Like her mother, Maryam has also imparted a new image and clout to the N-League, and Nawaz, realizing her appeal and potential, raised her to senior organizational ranks. Her elevation evidently aims to fill the void of his own absence from Pakistan and ensure new energy and stamina to sustain the most hectic, grueling exertions and strains of traveling around the country for the organization, electioneering, and campaigning. Nawaz would also need her charismatic clout to manage and amplify his party’s image, appeal, and acceptance. This quest becomes even more paramount in the context of the appalling economic crisis plaguing the PDMA alliance run by Shahbaz Sharif.
The crushing burden of taxes, scarcity, high prices, deprivation, and the growing desperation and disillusionment of the masses for their basic needs evidently demand a new icon to inspire trust in the League’s capacity to address this crisis. No figure in the Sharif family or outside it has yet emerged to rival Maryam’s mantle.

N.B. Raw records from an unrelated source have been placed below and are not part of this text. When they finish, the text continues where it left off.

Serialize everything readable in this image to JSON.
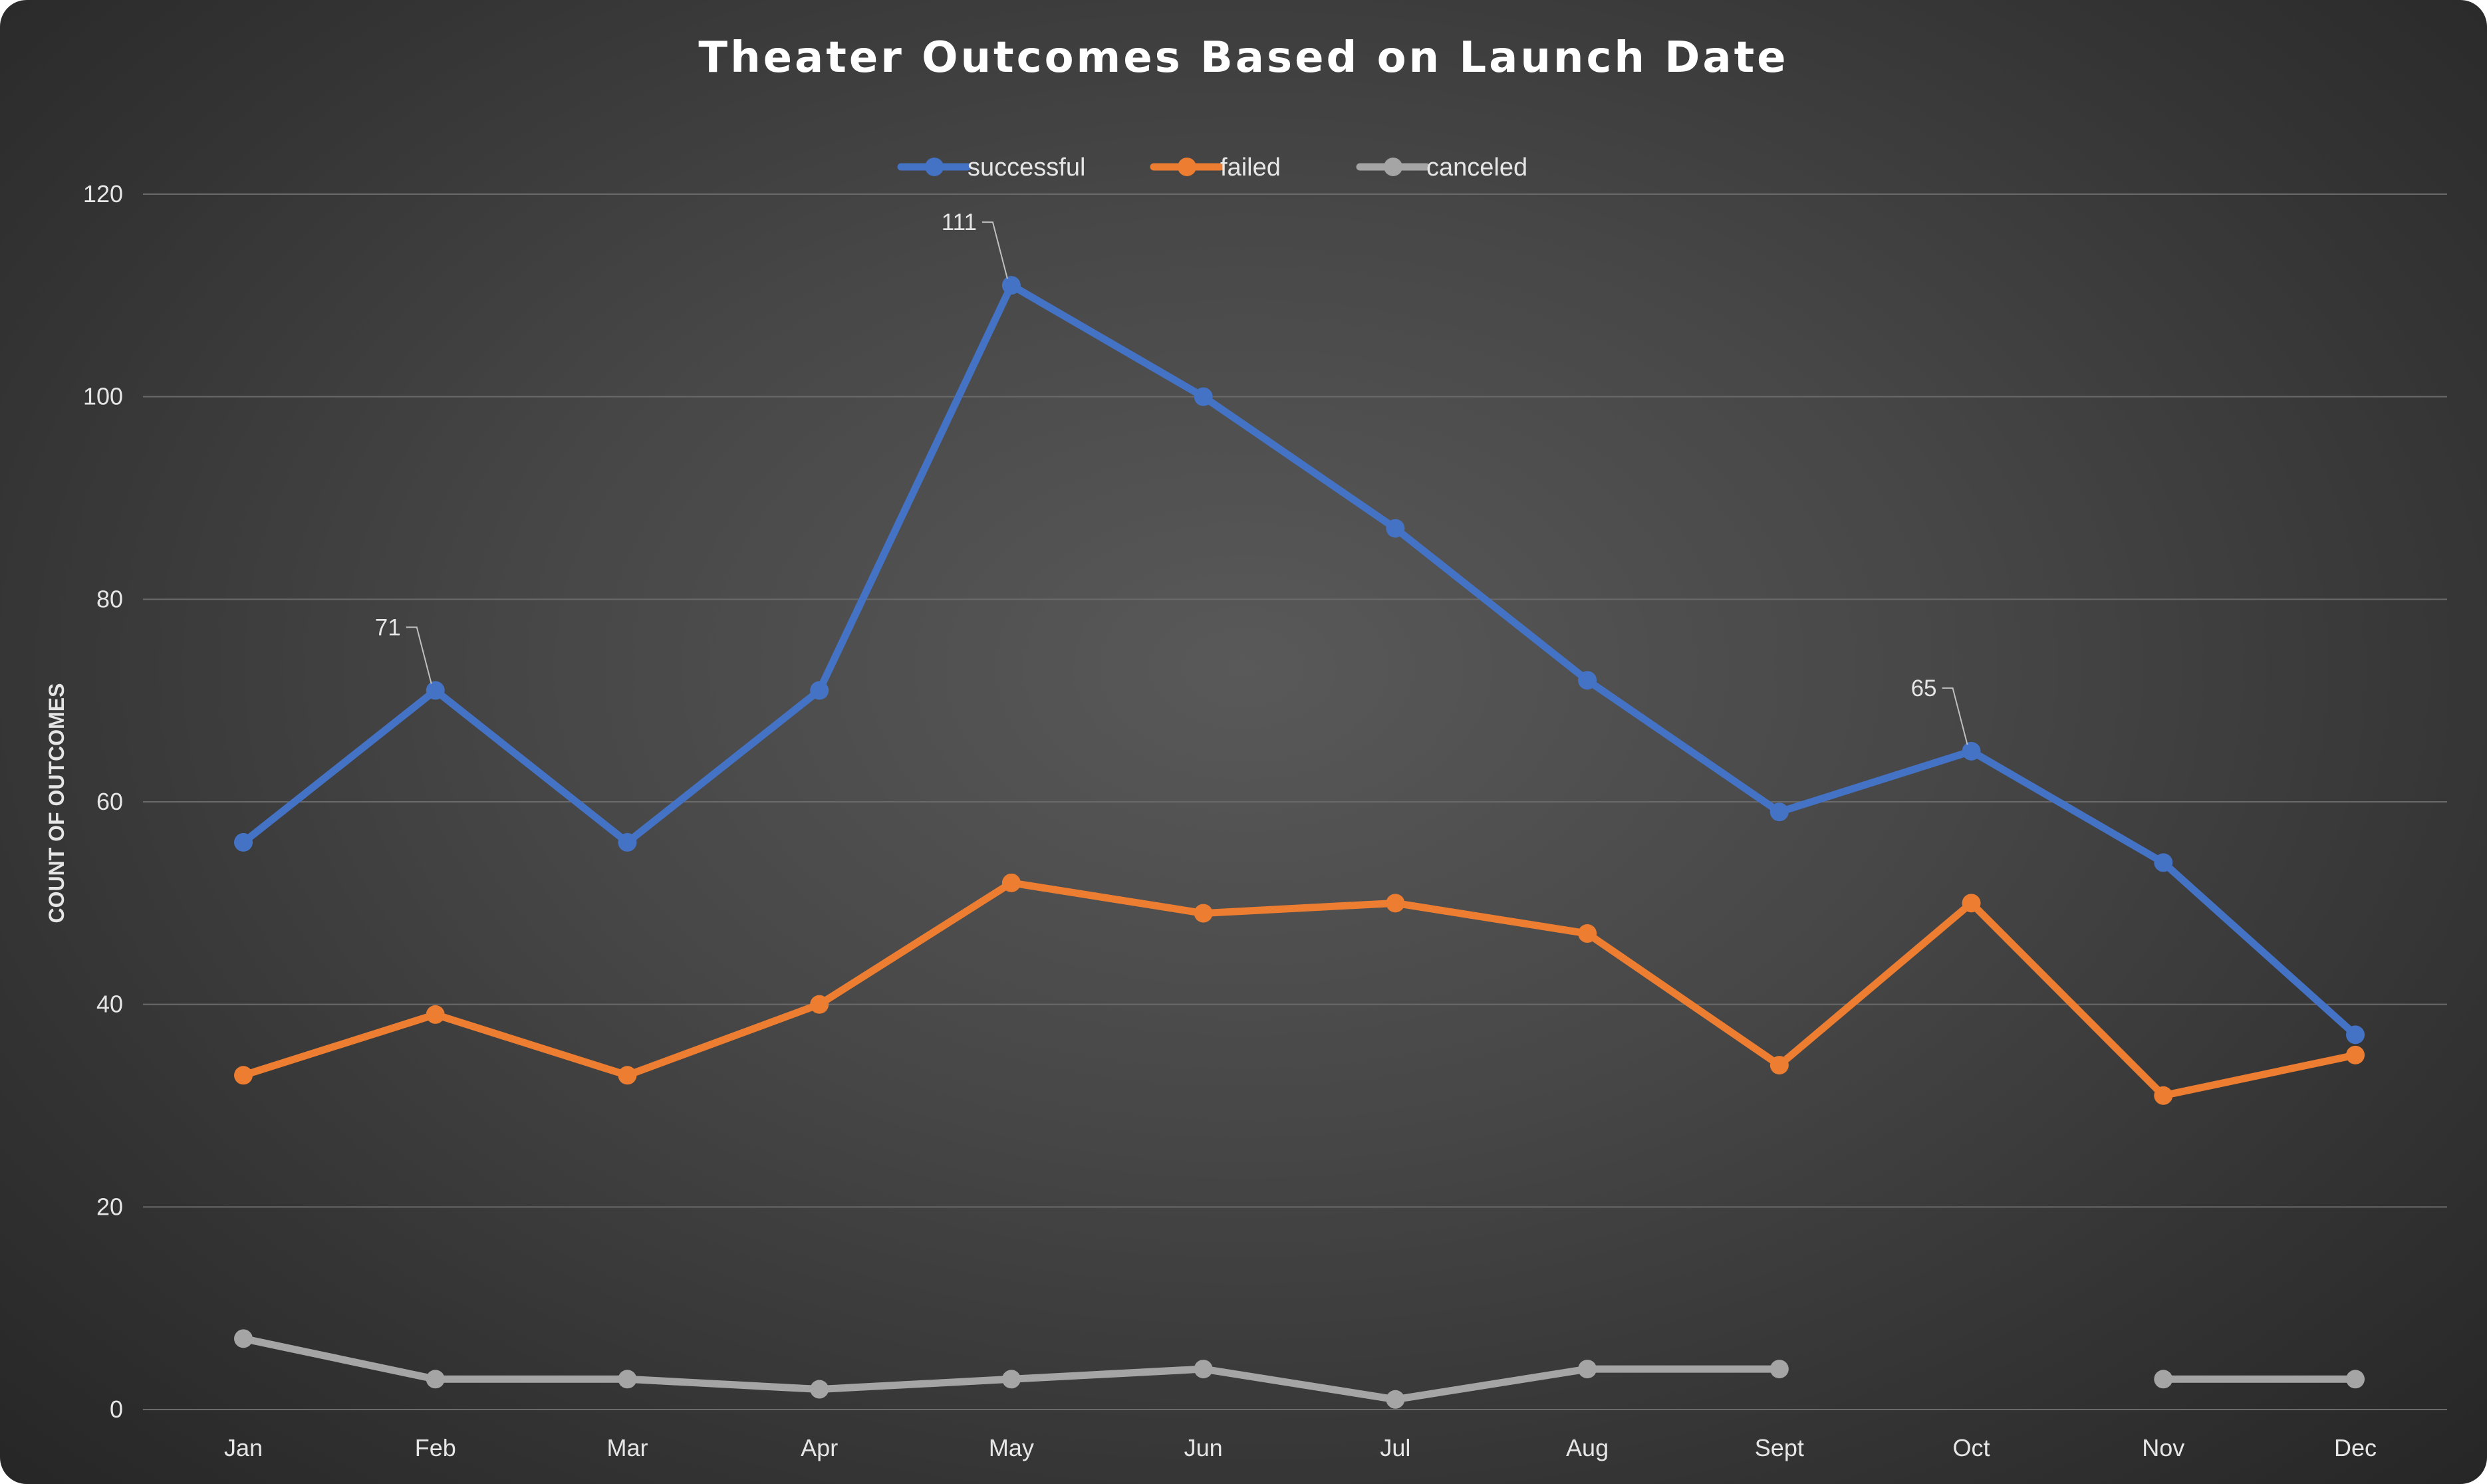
{
  "chart_data": {
    "type": "line",
    "title": "Theater Outcomes Based on Launch Date",
    "ylabel": "COUNT OF OUTCOMES",
    "xlabel": "",
    "ylim": [
      0,
      120
    ],
    "yticks": [
      0,
      20,
      40,
      60,
      80,
      100,
      120
    ],
    "grid": true,
    "legend_position": "top-center",
    "categories": [
      "Jan",
      "Feb",
      "Mar",
      "Apr",
      "May",
      "Jun",
      "Jul",
      "Aug",
      "Sept",
      "Oct",
      "Nov",
      "Dec"
    ],
    "series": [
      {
        "name": "successful",
        "color": "#4472c4",
        "values": [
          56,
          71,
          56,
          71,
          111,
          100,
          87,
          72,
          59,
          65,
          54,
          37
        ]
      },
      {
        "name": "failed",
        "color": "#ed7d31",
        "values": [
          33,
          39,
          33,
          40,
          52,
          49,
          50,
          47,
          34,
          50,
          31,
          35
        ]
      },
      {
        "name": "canceled",
        "color": "#a5a5a5",
        "values": [
          7,
          3,
          3,
          2,
          3,
          4,
          1,
          4,
          4,
          null,
          3,
          3
        ]
      }
    ],
    "annotations": [
      {
        "series": "successful",
        "category": "Feb",
        "text": "71"
      },
      {
        "series": "successful",
        "category": "May",
        "text": "111"
      },
      {
        "series": "successful",
        "category": "Oct",
        "text": "65"
      }
    ]
  }
}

Shahbaz, despite his reputation for being an excessively enthusiastic and energetic project manager, has rarely been a man of the masses.
Nawaz evidently must have long pondered over this situation while elevating Maryam to the most coveted party niche of the senior-most vice president and chief organizer. However, the reaction and reservations against Maryam’s elevation by party cadres like Abbasi, Sardar Mehtab Khan, or the enigmatic Nisar Chaudhry may be just the tip of the iceberg. Maryam indeed tried to appease and extol Abbasi as her senior, worthy of great regard and reverence, and revealed her intention to meet with him to clarify the matter. In a rather surprising gesture, Abbasi himself went to her at Model Town. He also disclosed how she had solicited his cooperation in running the party affairs, requested him to refrain from making statements about her elevation, and instead sort out his concerns and priorities regarding party tickets in his area and other party matters. Abbasi also declared that his resignation was meant to ensure an “open field” for Maryam to fulfill her responsibilities.
Some inner family ambitions and concerns, besides Abbasi, may be even more crucial, copious, and crippling for her. But a real challenge to her success lies in the conundrum of the splintered state and shifting sands of the PTI citadel, as well as the new loyalties and strategies of its remnant stalwarts and parties like the IPP that have emerged from its shambles. Even the PPP, long banished and restricted to Sindh by the dictators, struggling for survival against the MQM’s suffocating grip, has been striving for an impressive presence in Punjab. They project Bilawal as a young, innovative, and energetic reformer who can address the abysmal economic crisis, mounting misery, and deprivation of the masses.
Given this confusing election contest and the reaction and response of the voters, even if the N-League manages to secure a potent majority to lead the nation, Maryam’s rise to the prime pedestal would still depend on her father’s passion to prolong his own experienced and geriatric grip or to step back as a father mentor and ordain Maryam as a relatively younger iconic face, a fresh hope, and the first ever flamboyant female Premier from Punjab.